JedisCluster中应用的Apache Commons Pool对象池技术

对象池技术在服务器开发上应用广泛。在各种对象池的实现中，尤其以数据库的连接池最为明显，可以说是每个服务器必须实现的部分。

apache common pool 官方文档可以参考：https://commons.apache.org/proper/commons-pool/。

结合JedisPool看Commons Pool对象池技术

结合JedisPool，我们来了解一下commons pool的整体设计：

面向用户的往往是ObjectPool，用户看到的是一个对象池，对于使用Redis连接的用户来说，就是JedisPool。
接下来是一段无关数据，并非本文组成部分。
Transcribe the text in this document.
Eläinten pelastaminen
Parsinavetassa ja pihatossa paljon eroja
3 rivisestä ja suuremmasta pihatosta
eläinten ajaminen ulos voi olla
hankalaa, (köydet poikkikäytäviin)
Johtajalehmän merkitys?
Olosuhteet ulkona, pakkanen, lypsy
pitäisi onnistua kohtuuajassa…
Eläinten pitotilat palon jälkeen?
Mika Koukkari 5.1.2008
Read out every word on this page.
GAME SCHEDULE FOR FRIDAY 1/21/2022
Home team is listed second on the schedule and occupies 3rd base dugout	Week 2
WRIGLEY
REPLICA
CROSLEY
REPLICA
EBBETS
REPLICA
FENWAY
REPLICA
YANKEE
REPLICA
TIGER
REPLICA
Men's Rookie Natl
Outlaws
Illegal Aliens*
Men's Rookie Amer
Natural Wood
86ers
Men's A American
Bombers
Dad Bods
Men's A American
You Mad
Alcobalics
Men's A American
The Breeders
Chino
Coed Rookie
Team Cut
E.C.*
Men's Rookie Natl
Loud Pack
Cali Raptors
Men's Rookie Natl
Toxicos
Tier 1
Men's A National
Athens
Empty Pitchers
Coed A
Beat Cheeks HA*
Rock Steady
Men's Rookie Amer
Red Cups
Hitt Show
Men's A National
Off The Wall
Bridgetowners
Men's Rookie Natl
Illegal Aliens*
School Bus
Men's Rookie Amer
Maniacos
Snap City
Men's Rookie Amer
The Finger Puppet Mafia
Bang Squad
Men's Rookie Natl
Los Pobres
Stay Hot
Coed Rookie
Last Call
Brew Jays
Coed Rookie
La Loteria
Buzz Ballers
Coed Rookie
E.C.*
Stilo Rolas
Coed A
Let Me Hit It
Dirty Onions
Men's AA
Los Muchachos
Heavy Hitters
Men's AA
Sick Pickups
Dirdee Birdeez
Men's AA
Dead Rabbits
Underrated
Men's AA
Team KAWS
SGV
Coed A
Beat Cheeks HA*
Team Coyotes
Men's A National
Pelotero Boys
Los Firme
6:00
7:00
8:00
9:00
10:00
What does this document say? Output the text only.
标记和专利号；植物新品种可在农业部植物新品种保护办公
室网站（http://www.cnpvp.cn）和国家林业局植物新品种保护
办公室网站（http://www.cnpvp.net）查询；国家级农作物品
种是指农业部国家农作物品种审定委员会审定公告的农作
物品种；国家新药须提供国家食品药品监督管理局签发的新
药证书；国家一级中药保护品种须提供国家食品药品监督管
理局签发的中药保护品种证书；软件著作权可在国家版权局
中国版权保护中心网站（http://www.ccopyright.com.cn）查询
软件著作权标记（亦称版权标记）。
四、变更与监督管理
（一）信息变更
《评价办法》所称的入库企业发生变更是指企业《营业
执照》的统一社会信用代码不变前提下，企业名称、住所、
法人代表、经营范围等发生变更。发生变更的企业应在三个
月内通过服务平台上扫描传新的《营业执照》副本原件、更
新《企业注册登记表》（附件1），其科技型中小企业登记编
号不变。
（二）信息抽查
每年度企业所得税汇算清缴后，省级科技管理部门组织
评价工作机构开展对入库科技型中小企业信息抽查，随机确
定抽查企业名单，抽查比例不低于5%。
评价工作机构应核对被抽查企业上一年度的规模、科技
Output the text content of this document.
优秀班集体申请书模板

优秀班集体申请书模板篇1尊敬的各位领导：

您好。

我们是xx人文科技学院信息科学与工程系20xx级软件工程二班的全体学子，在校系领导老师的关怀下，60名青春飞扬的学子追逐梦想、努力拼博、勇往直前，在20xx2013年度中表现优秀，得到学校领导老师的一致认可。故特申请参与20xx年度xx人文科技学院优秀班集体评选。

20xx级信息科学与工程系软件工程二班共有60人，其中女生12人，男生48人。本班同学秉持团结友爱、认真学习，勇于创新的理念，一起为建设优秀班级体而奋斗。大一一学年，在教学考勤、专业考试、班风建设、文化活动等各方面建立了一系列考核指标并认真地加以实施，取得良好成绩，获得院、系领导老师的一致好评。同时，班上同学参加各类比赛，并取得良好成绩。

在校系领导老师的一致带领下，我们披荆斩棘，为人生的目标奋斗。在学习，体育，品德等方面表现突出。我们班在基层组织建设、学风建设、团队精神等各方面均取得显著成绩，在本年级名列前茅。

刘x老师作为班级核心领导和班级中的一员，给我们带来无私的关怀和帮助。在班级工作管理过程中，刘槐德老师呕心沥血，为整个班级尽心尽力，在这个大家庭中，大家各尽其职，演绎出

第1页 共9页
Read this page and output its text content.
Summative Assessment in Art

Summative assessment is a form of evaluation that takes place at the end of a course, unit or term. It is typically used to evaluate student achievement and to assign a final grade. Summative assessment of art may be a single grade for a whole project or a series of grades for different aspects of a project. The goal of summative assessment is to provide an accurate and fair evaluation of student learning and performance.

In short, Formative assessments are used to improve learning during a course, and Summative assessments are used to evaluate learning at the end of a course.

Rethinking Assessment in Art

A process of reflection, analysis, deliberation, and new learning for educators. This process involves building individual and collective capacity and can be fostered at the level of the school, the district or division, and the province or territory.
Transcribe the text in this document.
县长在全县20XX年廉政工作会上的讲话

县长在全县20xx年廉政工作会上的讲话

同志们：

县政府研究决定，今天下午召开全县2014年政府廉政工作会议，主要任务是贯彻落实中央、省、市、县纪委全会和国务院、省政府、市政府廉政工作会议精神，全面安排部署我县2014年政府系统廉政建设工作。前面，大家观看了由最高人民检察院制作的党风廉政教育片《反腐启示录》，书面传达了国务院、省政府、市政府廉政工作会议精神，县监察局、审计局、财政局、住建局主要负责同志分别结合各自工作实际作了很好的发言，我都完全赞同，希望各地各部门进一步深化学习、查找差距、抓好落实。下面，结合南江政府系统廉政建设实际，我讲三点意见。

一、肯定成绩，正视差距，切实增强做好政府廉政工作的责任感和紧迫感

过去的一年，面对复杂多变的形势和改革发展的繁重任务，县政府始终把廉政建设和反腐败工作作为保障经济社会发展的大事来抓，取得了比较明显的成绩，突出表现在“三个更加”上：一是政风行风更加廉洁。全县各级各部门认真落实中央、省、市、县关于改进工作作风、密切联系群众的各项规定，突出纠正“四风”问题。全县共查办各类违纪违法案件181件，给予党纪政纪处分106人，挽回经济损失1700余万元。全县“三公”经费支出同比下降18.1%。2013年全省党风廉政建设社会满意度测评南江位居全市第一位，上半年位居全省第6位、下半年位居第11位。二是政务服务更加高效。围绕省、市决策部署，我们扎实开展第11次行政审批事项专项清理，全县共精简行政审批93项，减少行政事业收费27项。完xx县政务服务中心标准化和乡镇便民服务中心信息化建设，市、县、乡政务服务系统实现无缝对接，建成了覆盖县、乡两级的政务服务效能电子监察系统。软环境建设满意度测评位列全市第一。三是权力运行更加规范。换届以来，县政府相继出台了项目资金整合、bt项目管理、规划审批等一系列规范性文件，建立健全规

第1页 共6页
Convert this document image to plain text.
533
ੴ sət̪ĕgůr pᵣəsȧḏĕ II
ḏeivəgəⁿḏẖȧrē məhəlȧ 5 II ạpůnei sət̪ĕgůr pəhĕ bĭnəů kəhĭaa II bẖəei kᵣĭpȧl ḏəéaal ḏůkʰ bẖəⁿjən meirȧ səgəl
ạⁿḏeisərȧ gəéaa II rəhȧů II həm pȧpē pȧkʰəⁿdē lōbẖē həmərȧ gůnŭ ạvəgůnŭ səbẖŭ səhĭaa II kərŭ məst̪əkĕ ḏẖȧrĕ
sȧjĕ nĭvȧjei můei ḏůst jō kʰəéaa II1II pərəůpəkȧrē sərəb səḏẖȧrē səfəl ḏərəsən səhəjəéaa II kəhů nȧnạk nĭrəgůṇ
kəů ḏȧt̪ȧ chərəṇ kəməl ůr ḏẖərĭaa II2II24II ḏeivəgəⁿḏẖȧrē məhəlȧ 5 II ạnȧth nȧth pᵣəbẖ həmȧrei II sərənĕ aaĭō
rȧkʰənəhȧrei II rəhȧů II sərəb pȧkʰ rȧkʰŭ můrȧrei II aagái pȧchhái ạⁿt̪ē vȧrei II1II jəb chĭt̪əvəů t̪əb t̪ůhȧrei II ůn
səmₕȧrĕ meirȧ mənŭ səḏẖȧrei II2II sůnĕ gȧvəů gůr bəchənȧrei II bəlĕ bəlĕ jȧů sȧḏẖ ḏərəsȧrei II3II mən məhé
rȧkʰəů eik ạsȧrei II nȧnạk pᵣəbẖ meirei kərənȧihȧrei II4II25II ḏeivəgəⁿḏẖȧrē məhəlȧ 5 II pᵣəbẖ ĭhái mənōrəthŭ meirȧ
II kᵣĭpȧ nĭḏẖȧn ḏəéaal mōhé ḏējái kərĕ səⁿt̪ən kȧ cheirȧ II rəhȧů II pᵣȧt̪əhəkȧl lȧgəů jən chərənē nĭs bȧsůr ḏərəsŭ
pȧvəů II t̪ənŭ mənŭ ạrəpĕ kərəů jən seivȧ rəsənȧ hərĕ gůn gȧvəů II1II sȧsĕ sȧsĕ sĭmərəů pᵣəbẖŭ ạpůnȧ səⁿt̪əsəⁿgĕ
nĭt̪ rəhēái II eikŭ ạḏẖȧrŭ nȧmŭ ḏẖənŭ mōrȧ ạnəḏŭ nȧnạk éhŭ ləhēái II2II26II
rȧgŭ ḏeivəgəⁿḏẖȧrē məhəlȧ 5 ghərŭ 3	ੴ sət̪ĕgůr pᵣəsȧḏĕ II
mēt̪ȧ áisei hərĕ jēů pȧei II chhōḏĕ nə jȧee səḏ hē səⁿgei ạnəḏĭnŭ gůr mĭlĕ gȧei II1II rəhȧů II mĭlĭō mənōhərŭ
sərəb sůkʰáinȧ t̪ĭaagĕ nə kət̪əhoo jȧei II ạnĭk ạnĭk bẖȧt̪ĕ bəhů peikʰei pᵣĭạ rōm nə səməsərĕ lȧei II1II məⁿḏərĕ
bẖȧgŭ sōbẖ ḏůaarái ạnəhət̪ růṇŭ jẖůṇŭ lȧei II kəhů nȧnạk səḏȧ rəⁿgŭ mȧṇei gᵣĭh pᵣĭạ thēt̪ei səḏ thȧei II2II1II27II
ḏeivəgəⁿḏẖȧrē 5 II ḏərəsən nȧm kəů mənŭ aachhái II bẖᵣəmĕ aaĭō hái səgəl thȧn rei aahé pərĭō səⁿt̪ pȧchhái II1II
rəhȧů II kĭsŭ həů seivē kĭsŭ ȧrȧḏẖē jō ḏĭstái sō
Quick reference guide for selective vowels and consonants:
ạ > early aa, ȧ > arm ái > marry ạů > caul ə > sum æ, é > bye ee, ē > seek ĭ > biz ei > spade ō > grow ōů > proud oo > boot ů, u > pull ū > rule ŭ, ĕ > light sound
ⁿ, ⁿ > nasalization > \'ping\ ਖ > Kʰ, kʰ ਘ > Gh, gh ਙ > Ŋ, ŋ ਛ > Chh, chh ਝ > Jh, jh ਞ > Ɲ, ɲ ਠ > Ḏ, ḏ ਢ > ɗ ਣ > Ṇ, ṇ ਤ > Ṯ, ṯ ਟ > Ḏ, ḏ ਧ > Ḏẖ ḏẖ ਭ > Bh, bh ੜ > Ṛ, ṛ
对象池ObjectPool提供了借用对象，返还对象，验证对象等API，需要具体的配置GenericObjectPoolConfig来确定池的大小，以及创建具体池化对象的工厂接口PooledObjectFactory来根据需要创建，销毁，激活，钝化每个对象。

PooledObjectFactory接口，用来创建池对象(makeObject)，将不用的池对象进行钝化(passivateObject)，对要使用的池对象进行激活(activateObject)，对池对象进行验证(valiateObject)，将有问题的池对象销毁(destroyObject)。

如果需要使用commons-pool，那么就需要提供一个PooledObjectFactory接口的具体实现，一个比较简单的办法是使用BasePooledObjectFactory这个抽象类，只需要实现两个方法：create()和wrap(T obj)。JedisFactory也就是用来创建每个Jedis连接的对象工厂类，其中直接实现了PooledObjectFactory，makeObject的过程中，直接创建了PooledObject<Redis>。

当我们使用JedisPool.getResource()，用于返回jedis连接时，实际调用的是其中GenericObjectPool的borrowObject方法，在Jedis连接池中借用一个对象。

借用对象时，先去idleObjects（LinkedBlockingDeque<Pooled<Jedis>>）列表中查看是否有空闲的对象，如果存在则直接使用；如果不存在，则需要考虑在没有超出连接池最大数量的情况下，使用PooledObjectFactory进行初始化，这里使用的是JedisFactory.makeObject来创建连接，并将其激活。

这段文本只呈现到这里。